Saturday, May 09, 2020

Inspiration in Isolation from Julian of Norwich

“All shall be well, and all manner of thing shall be well.”

Julian of Norwich

The year before I retired from pastoral ministry I offered a midday Lenten series which included a brief reflection on four different Christian contemplative "heroes", some time in the quiet, and some reflective music and prayer. We advertised it this way:

For four Wednesdays in Lent we will listen to the voices of those who through the ages have borne witness to God and to Christ in ways that have been both faithful and challenging and imaginative. Julian of Norwich  Francis of Assisi Therese of Lisieux Thomas Merton.

I thought these oases of calm were a good idea, but nobody came, or at least only a handful of people showed up. It seemed that music was a strong draw at Bridge St. UC but anything to do with contemplation and prayer was a tough sell. 

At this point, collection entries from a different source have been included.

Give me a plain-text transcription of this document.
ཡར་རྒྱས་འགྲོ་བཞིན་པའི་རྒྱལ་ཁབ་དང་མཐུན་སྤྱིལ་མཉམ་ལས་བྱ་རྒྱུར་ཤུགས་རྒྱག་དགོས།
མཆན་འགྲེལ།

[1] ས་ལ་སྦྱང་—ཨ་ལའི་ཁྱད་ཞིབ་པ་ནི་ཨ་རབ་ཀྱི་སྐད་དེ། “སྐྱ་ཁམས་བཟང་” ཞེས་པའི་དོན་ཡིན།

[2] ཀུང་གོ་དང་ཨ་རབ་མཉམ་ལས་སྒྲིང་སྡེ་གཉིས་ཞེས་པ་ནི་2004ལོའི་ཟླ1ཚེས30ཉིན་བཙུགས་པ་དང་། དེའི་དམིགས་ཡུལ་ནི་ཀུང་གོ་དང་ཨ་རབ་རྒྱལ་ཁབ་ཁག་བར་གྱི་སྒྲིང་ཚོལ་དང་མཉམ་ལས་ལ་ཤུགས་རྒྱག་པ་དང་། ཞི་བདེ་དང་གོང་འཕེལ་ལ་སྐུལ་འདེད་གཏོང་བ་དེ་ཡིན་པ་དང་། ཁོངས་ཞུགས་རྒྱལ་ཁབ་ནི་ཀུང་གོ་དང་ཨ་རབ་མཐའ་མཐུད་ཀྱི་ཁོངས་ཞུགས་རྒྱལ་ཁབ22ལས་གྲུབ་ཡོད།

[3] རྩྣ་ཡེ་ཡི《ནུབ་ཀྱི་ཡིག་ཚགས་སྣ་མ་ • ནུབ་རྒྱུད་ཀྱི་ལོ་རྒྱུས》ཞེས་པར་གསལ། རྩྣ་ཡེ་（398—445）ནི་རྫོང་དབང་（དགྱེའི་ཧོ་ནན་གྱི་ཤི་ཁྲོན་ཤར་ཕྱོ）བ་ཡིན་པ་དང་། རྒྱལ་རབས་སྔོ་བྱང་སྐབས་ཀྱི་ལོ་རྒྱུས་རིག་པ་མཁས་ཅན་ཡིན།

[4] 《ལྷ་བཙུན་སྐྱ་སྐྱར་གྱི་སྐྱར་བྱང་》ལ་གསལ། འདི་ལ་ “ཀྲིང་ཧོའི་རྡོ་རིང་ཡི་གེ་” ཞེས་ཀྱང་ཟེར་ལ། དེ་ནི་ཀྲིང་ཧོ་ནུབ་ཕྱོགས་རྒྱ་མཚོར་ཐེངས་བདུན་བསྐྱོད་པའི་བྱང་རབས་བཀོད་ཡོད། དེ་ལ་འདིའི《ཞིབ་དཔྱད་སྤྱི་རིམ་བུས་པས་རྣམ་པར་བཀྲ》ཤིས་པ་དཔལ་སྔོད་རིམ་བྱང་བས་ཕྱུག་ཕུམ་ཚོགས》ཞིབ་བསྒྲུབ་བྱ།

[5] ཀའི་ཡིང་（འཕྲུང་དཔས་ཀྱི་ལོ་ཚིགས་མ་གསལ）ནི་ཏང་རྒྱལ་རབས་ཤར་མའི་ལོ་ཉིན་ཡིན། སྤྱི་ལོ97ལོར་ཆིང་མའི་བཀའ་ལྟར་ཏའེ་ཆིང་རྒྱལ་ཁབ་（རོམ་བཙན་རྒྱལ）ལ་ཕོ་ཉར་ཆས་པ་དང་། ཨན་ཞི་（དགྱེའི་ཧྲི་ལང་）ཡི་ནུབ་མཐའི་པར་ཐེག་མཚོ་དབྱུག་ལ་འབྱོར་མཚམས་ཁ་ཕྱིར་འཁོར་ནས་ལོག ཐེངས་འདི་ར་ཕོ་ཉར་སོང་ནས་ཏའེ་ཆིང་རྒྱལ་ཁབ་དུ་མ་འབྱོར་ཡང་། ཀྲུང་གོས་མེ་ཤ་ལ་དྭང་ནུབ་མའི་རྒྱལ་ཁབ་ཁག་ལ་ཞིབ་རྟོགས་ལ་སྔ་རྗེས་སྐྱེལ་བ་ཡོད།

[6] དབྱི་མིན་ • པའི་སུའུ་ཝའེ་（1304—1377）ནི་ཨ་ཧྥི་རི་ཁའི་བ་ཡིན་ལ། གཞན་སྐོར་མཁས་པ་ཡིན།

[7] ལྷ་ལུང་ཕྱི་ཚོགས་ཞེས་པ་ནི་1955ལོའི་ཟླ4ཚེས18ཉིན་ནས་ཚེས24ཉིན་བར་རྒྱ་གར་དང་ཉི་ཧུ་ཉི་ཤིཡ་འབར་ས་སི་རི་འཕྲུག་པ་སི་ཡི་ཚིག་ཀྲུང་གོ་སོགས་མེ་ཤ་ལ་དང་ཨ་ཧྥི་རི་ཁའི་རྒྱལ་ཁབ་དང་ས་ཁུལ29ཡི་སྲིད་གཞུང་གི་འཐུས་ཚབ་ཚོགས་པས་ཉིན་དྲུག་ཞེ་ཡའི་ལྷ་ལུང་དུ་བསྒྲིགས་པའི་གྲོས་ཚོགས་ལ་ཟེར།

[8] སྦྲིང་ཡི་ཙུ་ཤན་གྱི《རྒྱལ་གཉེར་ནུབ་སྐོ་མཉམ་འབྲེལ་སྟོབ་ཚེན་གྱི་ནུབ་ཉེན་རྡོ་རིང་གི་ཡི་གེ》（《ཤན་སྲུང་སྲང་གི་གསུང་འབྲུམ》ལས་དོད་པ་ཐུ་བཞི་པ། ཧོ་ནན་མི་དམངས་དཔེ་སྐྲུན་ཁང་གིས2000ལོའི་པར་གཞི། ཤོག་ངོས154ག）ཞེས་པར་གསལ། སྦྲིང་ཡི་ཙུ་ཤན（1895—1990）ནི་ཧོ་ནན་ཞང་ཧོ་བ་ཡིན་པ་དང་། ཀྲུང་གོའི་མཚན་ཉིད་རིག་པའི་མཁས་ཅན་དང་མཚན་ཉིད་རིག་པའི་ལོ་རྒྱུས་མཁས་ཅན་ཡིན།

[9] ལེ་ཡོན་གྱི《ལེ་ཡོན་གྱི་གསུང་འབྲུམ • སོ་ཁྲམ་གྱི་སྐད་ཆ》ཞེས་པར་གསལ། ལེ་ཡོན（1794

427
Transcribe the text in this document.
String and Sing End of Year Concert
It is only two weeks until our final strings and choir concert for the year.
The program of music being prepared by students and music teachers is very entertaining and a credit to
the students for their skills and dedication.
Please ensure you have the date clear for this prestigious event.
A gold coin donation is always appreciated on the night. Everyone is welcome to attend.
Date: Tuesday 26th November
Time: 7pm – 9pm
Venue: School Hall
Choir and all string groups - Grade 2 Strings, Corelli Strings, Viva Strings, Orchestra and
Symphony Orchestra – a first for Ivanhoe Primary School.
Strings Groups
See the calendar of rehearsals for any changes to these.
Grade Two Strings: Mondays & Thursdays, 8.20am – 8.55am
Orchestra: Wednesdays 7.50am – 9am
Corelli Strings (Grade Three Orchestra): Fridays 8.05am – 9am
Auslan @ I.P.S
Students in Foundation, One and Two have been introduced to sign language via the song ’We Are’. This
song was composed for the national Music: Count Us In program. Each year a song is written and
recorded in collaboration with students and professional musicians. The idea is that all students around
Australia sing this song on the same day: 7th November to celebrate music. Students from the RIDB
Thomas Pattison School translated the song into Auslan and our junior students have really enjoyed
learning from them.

Yesterday was the Feast Day for Julian who lived much of her life in seclusion as an anchoress in her tiny cell which was attached to St Julian's Church, Norwich. We aren't really sure of her birth name but we do know she wrote a treatise on her mystical experiences called Showings, which may be the oldest surviving book written by a woman. She lived in the 14th century and survived the Black Death, one of the grim manifestations of the plague. She did provide a form of spiritual companionship to people who sought her out, but mostly she was alone with her cat.

Not surprisingly, there has been an increased interest in Julian during our own plague/pandemic times, and rightly so. As we attempt to make sense of the isolation imposed upon us, and COVID-19 related anxiety, we can look to the example and inspiration of our spiritual forebears.Where is God in all of this? 

  To mark the occasion the always thoughtful British poet and priest , Malcolm Guite, posted a sonnet, found in his book The Singing Bowl (Canterbury Press)  under the heading, Finding Christ in Isolation, and here it is:

Show me O anchoress, your anchor-hold

Deep in the love of God, and hold me fast.
Show me again in whose hands we are held,
Speak to me from your window in the past,
Tell me again the tale of Love’s compassion
For all of us who fall onto the mire,
How he is wounded with us, how his passion
Quickens the love that haunted our desire.
Show me again the wonder of at-one-ment
Of Christ-in-us distinct and yet the same,
Who makes, and loves, and keeps us in each moment,
And looks on us with pity not with blame.
Keep telling me, for all my faith may waver,
Love is his meaning, only love, forever.
Julian of Norwich.jpg
The statue of Julian of Norwich on the West Front of Norwich Cathedral
creater by sculptor David Holgate in 2014.